I want to prove that: In a topological vector space $E$ a set different from $\emptyset$ and from $E$ cannot be both open and closed, in the other words, if a subset $M\subset E$ is open and closed, then $M= \emptyset$ or $M=E$.
I can prove that $M \subset E$ is a linear subspace of $E$ then, $M=E$. But, in our case, $M$ is a general set (closed and open).
Any topological vector space $X$ is path connected: Given $x$ and $y$ the map $f:[0,1] \to X$ defined by $f(t)=tx+(1-t)y$ is a path from $y$ to $x$. Any path connected space is connected.
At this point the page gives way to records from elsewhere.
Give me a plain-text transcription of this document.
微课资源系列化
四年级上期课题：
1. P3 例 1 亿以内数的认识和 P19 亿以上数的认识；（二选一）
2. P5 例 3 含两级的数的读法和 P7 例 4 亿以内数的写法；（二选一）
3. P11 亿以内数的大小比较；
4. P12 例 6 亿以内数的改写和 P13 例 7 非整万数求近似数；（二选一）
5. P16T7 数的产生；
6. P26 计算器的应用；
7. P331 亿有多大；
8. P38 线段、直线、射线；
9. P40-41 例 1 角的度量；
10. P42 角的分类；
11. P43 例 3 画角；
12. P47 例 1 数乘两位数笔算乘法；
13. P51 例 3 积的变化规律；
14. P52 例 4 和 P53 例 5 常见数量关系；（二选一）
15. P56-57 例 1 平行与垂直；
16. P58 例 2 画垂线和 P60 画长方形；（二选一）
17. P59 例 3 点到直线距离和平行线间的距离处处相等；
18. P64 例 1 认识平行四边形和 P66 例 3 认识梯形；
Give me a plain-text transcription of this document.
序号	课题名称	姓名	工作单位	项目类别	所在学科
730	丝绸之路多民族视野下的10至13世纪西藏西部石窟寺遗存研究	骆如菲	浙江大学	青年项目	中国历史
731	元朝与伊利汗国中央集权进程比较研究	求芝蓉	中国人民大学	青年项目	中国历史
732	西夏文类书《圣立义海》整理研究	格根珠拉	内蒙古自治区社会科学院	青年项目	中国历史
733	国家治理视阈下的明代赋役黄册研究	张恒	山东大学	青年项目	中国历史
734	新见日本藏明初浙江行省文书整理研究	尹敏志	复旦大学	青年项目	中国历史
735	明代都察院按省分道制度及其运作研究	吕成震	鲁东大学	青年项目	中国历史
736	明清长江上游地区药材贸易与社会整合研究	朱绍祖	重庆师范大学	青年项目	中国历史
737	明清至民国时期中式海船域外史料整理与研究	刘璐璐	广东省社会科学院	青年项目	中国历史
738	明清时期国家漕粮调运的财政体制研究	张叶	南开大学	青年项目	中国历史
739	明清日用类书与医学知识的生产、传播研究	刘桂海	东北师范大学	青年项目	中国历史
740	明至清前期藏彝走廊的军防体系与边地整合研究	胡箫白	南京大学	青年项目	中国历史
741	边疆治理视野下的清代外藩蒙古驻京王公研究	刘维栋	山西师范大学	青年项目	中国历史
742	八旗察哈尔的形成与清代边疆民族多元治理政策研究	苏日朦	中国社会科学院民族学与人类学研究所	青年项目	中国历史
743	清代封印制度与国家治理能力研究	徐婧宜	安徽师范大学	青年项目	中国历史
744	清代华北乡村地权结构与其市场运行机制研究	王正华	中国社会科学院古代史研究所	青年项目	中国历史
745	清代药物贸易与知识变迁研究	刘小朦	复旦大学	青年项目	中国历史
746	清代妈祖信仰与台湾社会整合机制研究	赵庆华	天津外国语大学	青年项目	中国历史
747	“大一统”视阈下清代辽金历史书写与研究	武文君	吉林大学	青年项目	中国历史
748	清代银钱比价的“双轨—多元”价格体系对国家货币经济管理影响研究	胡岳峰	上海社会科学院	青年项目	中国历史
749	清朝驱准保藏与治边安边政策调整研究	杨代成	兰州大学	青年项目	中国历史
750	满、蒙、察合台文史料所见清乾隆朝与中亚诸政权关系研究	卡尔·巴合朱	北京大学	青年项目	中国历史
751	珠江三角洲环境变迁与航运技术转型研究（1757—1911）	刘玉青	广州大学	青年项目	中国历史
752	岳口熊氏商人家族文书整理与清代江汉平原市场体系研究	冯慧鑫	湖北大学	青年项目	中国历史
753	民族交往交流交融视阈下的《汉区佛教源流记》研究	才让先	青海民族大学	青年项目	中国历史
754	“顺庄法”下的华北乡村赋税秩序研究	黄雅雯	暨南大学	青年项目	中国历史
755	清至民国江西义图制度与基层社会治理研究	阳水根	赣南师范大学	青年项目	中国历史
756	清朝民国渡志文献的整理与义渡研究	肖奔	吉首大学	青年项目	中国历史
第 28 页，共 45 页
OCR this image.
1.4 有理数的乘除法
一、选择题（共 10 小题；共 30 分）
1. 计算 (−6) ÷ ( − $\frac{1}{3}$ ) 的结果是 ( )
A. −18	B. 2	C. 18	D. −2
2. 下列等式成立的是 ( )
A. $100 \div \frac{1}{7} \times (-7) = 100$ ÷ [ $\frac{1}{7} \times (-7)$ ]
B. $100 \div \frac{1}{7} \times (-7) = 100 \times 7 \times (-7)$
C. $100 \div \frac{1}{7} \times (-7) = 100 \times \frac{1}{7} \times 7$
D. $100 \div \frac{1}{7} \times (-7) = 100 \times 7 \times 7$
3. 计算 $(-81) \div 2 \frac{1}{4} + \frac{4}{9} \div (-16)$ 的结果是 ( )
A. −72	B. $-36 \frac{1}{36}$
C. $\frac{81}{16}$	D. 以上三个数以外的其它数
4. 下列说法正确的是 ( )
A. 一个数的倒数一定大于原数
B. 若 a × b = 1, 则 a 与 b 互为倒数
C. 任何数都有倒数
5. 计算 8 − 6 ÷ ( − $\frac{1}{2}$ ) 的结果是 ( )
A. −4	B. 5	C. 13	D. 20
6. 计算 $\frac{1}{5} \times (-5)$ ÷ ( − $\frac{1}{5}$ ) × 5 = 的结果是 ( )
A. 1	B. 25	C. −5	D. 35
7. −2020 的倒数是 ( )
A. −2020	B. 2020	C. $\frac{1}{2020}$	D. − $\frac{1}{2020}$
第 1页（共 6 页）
If $E$ is open and closed that $X=E \cup E^{c}$ gives a disconnection of $X$.
Direct proof without using path-connectedness:
Suppose such a set $E$ exists. Pick $x \in E$ and $y \in E^{c}$. Let $f(t)=tx+(1-t)y$. Consider $c=\sup \{t: f(t) \in E^{c}\}$. There exist $t_n$ increasing to $c$ such that $f(t_n) \in E^{c}$ for all $n$. Since $f$ is continuous and $E^{c}$ is closed we get $f(c) \in E^{c}$. Similarly, taking a sequence $t_n$ decreasing to $c$ we get $f(c) \in E$. [Note that $c \neq 1$ since $f(1)=x \in E$]. Thus $f(c) \in E \cap E^{c}=\emptyset$, a contradiction.